When I woke up yesterday I opened my eyes but quickly closed them again.
“Ah God why isn’t it Saturday?!…I have to go to work today and I’m not so sure I’m up for that… I don’t want to be ungrateful God, so many people are earnestly seeking jobs and I have one (regardless of how I feel about it and the people there)… but Oh God I feel like I can’t manage… Dear Lord, I pray for patience.”
I stayed in bed for another hour at least. Thinking, analyzing, wondering, remembering… even on the verge of crying… I felt trapped. I NEED an out but nothing seems possible, not even relatively probably…
In my mind I had a conversation with my mother (something I would’ve loved to be able to do in person but I don’t live with her and I had no credit)
Me: Mommy (childish voice)
Mommy: what happen to my baby now
Me: me nuh waa go a work… me really really really don’t like my job. I need a new one and I dont think I’m gonna get one soon… I can’t quit but if i stay where i am now it will drive me crazy. I studied to be a a journalist, and so many people think i am lucky to have gotten a job reading and writing news but if only they knew…
Mommy: stop stressing yourself baby, you’re a blessed child and it will work out for you. Remember God is an on-time God. Always remember he may not come when you want him but he’ll be there right on-time
***Aside: That’s one of her favourite songs, “He’s an ontime god yes he is…”****
The conversation ended and I started singing, “isn’t it great when he’s four days late he’s still on time
♫…But Lord, four days late And all help is gone Lord we don't understand Why you waited so long But his way is God's way Not yours or mine And isn't it great When he's four days late He's till on time…♫
On my way to work I started thinking about things in my life I want to change and things I want to achieve. A wave of sadness came over me but in a little convo with God I again asked for patience.
I came out of the taxi and felt the urge to update my facebook status. I wrote the first thing that came to my mind… “I pray for patience”
By the time I got to work all I could think about was how much a wish it was Friday… at least I wouldn’t have work the following day.
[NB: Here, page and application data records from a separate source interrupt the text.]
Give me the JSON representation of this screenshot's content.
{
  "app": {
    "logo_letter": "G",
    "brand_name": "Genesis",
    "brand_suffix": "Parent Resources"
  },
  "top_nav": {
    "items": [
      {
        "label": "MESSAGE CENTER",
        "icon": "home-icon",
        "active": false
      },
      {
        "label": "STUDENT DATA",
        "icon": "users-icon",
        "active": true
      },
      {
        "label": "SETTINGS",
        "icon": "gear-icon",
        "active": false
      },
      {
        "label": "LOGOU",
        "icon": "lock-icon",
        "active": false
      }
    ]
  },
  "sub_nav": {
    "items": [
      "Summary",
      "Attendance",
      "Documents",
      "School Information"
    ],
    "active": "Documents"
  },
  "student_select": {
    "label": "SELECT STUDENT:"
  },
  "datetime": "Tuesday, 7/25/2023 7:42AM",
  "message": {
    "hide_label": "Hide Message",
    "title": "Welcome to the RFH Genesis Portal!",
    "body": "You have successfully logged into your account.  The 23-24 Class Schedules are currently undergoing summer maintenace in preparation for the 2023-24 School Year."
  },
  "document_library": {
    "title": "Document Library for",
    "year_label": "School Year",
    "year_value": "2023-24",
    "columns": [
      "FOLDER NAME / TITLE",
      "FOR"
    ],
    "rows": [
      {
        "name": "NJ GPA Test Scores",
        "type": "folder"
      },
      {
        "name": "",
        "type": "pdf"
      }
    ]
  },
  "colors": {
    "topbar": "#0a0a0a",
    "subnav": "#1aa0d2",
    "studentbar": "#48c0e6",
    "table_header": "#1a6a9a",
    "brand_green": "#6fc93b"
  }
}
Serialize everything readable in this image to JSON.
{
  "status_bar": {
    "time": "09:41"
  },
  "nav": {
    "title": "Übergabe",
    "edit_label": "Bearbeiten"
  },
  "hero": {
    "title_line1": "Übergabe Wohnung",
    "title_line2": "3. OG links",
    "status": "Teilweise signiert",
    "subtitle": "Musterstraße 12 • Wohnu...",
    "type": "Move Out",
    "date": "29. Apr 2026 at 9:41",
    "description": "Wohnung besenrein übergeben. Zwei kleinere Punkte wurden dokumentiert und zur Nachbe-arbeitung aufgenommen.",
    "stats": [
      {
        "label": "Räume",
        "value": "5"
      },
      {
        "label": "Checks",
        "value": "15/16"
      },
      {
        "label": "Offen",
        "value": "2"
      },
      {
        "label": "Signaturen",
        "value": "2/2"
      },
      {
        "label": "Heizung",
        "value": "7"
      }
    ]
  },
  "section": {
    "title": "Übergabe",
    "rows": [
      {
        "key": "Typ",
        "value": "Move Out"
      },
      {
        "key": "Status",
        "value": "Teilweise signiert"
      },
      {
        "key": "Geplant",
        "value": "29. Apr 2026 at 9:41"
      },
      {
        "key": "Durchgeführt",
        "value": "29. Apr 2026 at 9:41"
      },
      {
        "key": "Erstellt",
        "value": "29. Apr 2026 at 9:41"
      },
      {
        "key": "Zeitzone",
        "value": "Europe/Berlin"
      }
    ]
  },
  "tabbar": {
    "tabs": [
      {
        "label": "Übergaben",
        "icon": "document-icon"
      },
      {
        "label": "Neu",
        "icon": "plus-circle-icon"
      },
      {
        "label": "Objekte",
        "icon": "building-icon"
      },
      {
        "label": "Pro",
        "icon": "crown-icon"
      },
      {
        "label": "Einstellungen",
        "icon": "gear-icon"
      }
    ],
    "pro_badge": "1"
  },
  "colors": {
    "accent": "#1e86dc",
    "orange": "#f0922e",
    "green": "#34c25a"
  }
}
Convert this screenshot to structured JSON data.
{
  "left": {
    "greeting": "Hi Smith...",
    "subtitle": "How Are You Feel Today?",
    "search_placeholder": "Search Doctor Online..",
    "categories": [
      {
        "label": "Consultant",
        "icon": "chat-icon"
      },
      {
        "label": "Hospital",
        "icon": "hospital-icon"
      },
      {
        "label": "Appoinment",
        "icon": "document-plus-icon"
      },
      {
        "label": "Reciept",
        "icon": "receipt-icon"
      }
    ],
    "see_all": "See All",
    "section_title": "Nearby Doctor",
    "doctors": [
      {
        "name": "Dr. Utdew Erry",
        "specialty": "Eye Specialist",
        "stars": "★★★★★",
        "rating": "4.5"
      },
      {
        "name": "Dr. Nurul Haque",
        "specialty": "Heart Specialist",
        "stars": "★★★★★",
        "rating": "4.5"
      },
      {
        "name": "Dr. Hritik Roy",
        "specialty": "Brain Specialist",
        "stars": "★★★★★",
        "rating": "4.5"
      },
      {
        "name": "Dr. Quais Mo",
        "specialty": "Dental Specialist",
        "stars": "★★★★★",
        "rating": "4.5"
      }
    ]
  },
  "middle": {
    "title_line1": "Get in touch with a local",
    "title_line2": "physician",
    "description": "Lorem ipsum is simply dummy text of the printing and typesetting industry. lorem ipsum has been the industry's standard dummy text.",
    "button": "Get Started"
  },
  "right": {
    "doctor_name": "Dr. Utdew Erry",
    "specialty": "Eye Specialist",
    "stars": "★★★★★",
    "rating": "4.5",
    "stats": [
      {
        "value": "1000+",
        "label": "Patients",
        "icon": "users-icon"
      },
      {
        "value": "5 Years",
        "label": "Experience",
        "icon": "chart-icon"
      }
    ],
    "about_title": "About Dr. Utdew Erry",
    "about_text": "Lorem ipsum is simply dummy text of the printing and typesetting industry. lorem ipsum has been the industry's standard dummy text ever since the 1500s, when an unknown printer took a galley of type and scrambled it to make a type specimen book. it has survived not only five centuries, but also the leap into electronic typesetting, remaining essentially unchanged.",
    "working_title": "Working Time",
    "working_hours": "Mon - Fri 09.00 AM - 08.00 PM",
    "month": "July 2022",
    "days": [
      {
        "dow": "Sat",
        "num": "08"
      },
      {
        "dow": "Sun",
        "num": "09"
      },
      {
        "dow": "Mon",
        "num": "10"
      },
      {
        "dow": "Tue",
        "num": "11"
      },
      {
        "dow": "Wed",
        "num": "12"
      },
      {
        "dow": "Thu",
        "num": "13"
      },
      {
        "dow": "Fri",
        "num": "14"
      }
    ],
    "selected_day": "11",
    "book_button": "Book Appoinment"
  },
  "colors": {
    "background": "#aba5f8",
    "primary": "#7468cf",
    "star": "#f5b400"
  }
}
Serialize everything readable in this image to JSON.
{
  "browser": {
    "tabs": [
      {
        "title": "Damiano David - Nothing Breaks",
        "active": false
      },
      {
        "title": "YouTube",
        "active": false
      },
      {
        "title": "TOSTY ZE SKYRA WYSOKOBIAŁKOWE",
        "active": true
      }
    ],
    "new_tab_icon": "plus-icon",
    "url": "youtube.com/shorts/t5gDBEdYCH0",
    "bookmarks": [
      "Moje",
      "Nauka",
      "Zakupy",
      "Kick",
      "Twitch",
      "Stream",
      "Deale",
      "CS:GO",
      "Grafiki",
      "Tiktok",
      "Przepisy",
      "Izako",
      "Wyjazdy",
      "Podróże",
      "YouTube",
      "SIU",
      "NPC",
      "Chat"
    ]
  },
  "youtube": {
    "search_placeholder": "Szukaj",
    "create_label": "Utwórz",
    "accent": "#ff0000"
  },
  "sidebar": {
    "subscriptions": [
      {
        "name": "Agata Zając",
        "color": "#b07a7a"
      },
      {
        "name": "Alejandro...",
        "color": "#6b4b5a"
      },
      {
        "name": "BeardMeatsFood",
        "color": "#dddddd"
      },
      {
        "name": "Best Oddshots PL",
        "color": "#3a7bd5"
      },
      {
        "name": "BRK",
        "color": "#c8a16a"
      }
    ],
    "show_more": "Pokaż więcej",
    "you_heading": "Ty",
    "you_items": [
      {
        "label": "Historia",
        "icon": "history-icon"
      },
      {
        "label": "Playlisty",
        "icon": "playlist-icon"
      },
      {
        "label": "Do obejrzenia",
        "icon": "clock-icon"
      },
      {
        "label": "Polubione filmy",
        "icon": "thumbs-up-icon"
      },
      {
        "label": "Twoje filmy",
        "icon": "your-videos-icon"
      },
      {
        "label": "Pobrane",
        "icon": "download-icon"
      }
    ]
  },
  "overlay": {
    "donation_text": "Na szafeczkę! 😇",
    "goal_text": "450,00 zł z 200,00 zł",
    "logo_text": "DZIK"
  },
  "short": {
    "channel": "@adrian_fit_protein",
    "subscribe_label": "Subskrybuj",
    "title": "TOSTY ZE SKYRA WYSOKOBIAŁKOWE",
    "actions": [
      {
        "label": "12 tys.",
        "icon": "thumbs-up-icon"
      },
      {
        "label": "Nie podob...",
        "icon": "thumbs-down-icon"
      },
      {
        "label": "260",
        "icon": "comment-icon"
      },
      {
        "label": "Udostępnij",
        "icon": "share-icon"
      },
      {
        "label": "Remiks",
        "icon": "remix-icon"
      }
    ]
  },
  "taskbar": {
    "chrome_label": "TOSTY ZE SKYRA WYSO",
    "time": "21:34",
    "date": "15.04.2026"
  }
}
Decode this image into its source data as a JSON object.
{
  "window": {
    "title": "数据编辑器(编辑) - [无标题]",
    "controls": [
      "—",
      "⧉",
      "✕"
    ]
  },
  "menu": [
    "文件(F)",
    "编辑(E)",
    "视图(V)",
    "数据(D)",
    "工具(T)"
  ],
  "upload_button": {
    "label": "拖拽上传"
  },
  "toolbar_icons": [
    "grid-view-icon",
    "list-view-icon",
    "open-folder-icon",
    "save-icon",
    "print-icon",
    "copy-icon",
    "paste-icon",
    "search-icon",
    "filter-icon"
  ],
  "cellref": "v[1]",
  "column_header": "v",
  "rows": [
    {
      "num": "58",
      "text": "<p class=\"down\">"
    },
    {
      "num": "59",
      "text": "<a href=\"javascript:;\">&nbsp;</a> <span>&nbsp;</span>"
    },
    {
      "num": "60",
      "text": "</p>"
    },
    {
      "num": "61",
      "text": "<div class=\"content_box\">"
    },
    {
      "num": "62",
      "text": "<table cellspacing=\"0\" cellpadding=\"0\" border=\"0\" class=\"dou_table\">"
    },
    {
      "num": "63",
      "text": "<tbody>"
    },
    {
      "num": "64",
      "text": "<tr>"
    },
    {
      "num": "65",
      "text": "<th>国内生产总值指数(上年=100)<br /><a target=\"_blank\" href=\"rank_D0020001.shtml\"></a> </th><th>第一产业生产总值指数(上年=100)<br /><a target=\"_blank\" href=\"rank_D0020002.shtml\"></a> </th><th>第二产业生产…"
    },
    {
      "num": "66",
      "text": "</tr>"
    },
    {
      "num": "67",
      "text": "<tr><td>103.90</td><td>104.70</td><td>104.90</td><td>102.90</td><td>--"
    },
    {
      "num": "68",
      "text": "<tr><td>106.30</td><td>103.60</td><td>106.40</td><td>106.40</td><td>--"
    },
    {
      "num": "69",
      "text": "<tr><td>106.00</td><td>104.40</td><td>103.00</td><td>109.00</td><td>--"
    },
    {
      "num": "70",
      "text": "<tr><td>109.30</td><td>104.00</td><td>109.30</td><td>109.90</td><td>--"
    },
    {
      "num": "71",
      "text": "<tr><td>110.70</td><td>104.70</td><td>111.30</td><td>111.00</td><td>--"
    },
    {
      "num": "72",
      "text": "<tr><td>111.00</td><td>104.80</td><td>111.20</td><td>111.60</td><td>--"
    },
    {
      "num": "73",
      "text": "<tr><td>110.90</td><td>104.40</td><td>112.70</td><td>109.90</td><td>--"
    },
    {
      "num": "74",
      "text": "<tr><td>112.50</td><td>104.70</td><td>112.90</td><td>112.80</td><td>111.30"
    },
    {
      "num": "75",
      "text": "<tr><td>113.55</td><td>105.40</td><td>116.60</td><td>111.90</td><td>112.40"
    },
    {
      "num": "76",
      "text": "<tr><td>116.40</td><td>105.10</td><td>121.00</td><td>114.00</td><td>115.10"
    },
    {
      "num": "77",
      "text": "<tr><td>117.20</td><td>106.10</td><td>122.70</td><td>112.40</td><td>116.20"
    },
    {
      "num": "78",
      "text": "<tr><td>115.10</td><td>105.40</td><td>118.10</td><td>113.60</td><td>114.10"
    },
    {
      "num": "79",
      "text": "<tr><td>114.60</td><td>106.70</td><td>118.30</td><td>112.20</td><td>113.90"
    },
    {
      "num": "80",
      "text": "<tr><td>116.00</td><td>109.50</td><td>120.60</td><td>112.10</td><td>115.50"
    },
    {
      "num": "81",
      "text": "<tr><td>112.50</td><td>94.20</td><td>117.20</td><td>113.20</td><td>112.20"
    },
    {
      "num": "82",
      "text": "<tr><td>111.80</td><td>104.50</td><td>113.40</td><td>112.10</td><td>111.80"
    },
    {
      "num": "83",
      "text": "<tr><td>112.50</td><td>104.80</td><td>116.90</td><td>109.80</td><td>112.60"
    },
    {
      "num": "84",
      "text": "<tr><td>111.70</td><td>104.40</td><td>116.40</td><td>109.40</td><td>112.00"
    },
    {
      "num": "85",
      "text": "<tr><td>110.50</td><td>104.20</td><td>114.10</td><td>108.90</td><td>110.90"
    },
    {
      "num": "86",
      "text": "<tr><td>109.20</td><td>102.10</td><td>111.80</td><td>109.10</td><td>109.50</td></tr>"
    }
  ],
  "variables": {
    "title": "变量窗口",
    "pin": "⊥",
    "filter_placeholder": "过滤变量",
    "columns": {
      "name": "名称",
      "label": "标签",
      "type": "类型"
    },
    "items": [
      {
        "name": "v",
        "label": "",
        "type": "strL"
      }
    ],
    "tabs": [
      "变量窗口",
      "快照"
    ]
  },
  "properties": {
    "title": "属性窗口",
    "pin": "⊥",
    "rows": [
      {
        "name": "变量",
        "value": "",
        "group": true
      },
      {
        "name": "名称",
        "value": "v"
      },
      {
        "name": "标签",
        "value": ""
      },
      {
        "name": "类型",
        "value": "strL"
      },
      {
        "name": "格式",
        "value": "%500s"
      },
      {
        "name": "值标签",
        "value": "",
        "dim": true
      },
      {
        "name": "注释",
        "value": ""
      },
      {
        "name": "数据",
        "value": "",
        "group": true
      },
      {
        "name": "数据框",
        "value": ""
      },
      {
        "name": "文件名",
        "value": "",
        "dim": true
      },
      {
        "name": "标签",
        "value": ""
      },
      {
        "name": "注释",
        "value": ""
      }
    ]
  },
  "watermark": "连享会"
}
I sent a text to my hubby indicating that I wasn’t feeling well. I was tempted to say I hate my life… but somewhere in the back of my mind I kept hearing my mother telling me that He’s an on-time God and again I prayed for patience.
As faith would have my prayer was interrupted by the ringing of my phone. It was a number I didn’t recognize so of course I put on my best business voice and answered “Hello, good afternoon…”
The person on the phone was calling to conduct a telephone interview (which the first step in a three step interview process for a job I had applied for).
I answered all the questions as best as I could with the brightest smile on my face. There is no guarantee I’ll make it to round two of the interview process but that phone call gave me more happiness that I thought it possibly could.
That phone call restored my hope.
I said my thank yous to the Big Man and again I prayed for patience.
Jeremiah 29:11 For I know the plans I have for you,” declares the LORD, “plans to prosper you and not to harm you, plans to give you hope and a future.
There are so many others things happening, or not happening that I need help with right now… friendships, family issues, personal struggles but as I learnt from my experiences on September 15, 2011, I’ll leave them to God and continue to pray for patience.